U PPER SAUCON TOWNSHIP — Union workers have resumed
picketing outside a corporate office building in Upper Saucon Township where
Lutron Electronics Co. plans to lease space.
In a one-page document signed Monday by U.S. District
Judge Jeffrey L. Schmehl in Reading, Lutron, Carpenters Local 600 and a second
defendant, Northeast Regional Council of the United Brotherhood of Carpenters
and Joiners of America, reached a "stipulation of dismissal" that
enabled the pickets to return.
Attorney Raymond G. Heineman, who represents the union,
said Tuesday the stipulation means the judge voided Lutron's temporary
restraining order that had prohibited union members from displaying a banner
that said "Lutron hurts our community." The union used the banner to
protest the hiring of Salukas & White Contracting Inc. of Bethlehem, which
the union says is a subcontractor on the Lutron job.
Its owner, Mark J. White, pleaded guilty in February in Northampton
County Court to misdemeanor charges of violating state law regarding the hiring
of employees, as well as perjury and false swearing.
The three men standing with the banner on Corporate
Parkway on Thursday declined to comment but handed a Morning Call reporter a
leaflet complaining that the general contractor hired by Lutron, Blue Bell
Construction, hired Salukas & White. Part of the union's leaflet reads:
"Why won't Lutron insist that the work on their new office building be
done by workers getting paid a family sustaining wage."

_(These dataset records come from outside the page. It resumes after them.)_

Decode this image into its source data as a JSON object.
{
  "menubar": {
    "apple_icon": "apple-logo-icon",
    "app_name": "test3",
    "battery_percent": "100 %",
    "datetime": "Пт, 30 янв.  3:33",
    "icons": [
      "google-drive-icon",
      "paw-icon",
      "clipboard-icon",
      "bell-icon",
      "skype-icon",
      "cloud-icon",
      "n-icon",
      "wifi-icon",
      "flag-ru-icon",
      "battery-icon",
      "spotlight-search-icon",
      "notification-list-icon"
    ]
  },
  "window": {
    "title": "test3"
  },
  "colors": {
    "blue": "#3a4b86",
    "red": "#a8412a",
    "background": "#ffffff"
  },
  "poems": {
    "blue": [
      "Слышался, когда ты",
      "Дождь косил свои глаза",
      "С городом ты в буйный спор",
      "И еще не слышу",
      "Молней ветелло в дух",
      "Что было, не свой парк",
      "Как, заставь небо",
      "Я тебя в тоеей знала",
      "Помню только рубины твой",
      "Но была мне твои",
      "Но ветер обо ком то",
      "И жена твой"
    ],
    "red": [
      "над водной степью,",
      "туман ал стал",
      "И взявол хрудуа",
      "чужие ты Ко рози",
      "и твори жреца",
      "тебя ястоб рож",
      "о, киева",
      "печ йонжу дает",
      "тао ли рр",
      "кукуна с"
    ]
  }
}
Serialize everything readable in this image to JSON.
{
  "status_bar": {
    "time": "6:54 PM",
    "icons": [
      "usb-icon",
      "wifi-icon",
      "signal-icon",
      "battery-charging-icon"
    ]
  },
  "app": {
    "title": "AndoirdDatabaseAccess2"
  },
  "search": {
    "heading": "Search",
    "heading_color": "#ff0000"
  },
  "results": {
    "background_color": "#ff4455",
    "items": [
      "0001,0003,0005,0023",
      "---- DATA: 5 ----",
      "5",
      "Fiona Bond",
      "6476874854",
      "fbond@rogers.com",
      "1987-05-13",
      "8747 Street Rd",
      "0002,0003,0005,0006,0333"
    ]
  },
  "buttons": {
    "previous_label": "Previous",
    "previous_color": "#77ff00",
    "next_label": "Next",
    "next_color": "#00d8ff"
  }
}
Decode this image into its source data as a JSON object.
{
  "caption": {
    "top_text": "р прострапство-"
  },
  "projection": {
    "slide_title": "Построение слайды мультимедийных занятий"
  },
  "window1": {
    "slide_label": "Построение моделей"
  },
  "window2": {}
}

Lutron officials did not respond Thursday to request for
comment. Last week, a Lutron attorney said the company had no knowledge that
Salukas & White had been hired.
The lighting-control manufacturer went to court last week
to stop the union from picketing.
Heineman said that in the past the National Labor
Relations Board has upheld the type of picketing the Carpenters union is engaged
in.
"They [Lutron] are taking advantage, and they are
saving money based on Salukas & White's treatment of workers,"
Heineman said.
Salukas & White is a commercial specialty
subcontractor dealing in metal stud, drywall and acoustical ceilings. White was
charged in October after District Attorney John Morganelli said a grand jury
found White misclassifying workers as independent subcontractors — instead of
employees — to avoid paying fair wages as well as taxes and workers' benefits
such as unemployment insurance. The grand jury found that from 2011 through
2013, White and the company funneled nearly $900,000 to individuals, one of
whom was described as a middleman, to pay workers off the books.
White was accepted into Accelerated Rehabilitative
Disposition, a first-time offender's program that allows him to avoid a
criminal record, prosecutors said. He also was fined $7,500.
Lutron plans to move an unspecified number of workers
this summer into leased office space at 3477 Corporate Parkway, about four miles
from the company's headquarters, which is also in Upper Saucon. The privately
held company, whose late founder, Joel Spira, invented the dimmer switch,
employs about 1,100 people in the Lehigh Valley.